Taking a step into the future – the end of the beginning

Safeguarding 2.0 – Invitation to a Milestone Event

When: 18 May (9am – 12pm)
Where: NESTA, 1 Plough Place, London. EC4A 1DE

The Safeguarding 2.0 project is now at the end of its first phase.  What started as a round-table discussion at the Local Government Information Unit with practitioners and social web enthusiasts has developed into a journey that has uncovered the technological and behavioural challenges facing safeguarding professionals.  We formed a project team withThinkPublic and Headshift, funded by Nesta and ECDP, and working in partnership Westminster City Council. Our research has led us to some important conclusions about ways to help all those involved in safeguarding children, which the project team is excited to share with you.

As well as presenting the findings of the first phase of the project there will be plenty of discussion throughout, along with a chance to talk about the next phase of the project and opportunities for getting involved.

We hope to see you there – please let us know if you can make it by emailing carrie [dot] bishop [at] futuregovconsultancy [dot] com

WHEN we hosted a round table discussion last August on how web technology might offer new and more effective ways to safeguard vulnerable children,  it would have taken a brave person to stand up and say ‘I know where this is going.’  The truth is no-one at that initial Safeguarding 2.0 meeting did know where the project might lead or what inspiration it might produce.

That was the challenge facing a committed team of passionate people determined to take an exploratory step into the unknown in a bid to discover if new technology could reap real benefits for beleaguered social workers struggling to make the world a safer place for kids.

It was a massive ask and without real enthusiasm from the whole Safeguarding project team, might never have got off the ground. For a start at that first meeting, Futuregov and team partners thinkpublic, Headshift, the Local Government Information Unit, and Westminster Council moved forward without even the assurance that technology could or would offer any sort of an answer. The solution, we freely admitted, might be something entirely different.
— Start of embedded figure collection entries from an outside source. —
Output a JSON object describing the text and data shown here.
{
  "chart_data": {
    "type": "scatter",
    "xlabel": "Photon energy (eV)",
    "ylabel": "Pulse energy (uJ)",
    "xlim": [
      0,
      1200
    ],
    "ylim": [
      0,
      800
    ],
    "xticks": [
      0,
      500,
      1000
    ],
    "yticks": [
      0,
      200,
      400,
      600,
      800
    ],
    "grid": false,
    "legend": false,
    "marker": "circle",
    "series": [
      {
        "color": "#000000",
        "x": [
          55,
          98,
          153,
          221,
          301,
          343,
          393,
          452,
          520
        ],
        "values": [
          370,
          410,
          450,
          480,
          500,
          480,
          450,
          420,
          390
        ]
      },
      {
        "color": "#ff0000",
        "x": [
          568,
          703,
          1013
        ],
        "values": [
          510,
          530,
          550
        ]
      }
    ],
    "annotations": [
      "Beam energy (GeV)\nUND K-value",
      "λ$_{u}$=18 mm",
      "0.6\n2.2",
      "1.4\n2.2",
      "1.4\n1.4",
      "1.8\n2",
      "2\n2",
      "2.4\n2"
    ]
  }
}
But as the project progressed, with particular thanks to the in-depth research of thinkpublic who listened and talked to social workers and other professionals,  it became clear that some sort of technology to help everyone involved in a safeguarding team to communicate better was the way ahead. Especially if it enabled the whole story of a child to be more easily recorded and heard and – vitally – acted upon.
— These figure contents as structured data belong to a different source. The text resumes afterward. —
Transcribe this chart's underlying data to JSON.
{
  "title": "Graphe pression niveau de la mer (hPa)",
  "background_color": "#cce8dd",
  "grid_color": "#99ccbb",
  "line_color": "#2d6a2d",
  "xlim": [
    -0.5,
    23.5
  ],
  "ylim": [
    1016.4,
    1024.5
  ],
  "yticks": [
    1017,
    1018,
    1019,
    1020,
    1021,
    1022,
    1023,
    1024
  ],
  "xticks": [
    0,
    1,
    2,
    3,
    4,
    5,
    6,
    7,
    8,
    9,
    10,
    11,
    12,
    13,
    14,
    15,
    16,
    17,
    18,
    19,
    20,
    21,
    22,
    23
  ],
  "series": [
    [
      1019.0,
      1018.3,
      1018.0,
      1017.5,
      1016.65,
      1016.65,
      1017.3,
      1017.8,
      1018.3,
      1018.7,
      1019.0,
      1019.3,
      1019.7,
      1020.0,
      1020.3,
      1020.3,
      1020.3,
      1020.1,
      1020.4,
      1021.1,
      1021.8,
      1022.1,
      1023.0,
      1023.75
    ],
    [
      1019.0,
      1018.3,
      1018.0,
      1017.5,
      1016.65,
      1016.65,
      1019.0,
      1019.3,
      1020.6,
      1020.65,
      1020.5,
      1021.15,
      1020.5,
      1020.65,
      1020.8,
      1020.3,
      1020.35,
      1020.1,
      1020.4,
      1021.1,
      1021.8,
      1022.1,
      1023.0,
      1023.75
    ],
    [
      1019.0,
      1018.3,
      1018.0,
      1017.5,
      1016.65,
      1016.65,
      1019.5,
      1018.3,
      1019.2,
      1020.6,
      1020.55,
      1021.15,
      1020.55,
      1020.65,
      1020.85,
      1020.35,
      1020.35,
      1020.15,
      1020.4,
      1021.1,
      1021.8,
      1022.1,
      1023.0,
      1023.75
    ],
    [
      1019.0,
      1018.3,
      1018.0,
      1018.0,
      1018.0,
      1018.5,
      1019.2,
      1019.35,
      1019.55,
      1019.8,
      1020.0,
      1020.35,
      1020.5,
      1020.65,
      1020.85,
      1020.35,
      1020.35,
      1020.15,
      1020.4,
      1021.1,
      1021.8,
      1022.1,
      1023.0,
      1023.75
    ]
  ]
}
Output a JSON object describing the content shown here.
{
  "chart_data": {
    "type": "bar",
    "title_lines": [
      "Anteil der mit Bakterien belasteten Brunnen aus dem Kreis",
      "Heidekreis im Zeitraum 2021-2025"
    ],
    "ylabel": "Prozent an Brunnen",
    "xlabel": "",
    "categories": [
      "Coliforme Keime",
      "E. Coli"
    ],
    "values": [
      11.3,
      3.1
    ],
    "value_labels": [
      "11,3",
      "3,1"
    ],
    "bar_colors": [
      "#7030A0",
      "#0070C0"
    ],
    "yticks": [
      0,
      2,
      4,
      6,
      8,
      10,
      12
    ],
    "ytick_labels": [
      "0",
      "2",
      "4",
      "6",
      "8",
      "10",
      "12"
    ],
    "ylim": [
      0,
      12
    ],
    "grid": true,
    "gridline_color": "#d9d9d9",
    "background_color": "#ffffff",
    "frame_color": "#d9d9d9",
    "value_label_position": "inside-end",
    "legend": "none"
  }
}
Now in a relatively short time, the first phase of the initial project sparked by Safeguarding 2.0 is nearing its final stages and the ideas, thoughts and plans are being pulled together to formulate what imaginative piece of technology could help those struggling against a backdrop of one high profile tragedy after another to cope with the increasingly heavy burden of safeguarding children.  The team’s findings will be presented at an event on 18 May at Nesta, to which all are welcome, which will show what we’ve learned and what we think could help safeguarding practitioners.

What the project has been determined to do is not to foist any new piece of technology on social workers. The real aim has always been to discover what they need and want as well as asking what they believe are the gaps in their present armoury which need plugging. In other words, the technologists at Headshift needed to know what they produced was not only needed, but wanted too.

With the first phase nearing completion, the project team can see that a second phase is viable. The project inevitably has only scratched the surface of providing better communication in what has to be one of the most desperately difficult problems to solve. If it ain’t broke, don’t fix it, is the often-quoted slogan. But in the light of social services departments such as Birmingham’s being judged ‘unfit for purpose‘, there is no room to judge that something, somewhere doesn’t need fixing. So phase one of Safeguarding 2.0 is merely a step along the way to offer web technology as a tool to prevent mistakes and ultimately save lives.

The challenge of phase two will be for the project team to develop an innovative prototype – but that as everyone knows will need funding from not only a local authority with a stake in the outcome, but from grants and perhaps a partnership with a technology provider like a mobile phone manufacturer.

It only remains at this first-step stage at the end of the beginning for the project team to make its final report pointing up the exciting possibilities ahead. One small step for safeguarding… but a small step leading to a future of endless possibilities.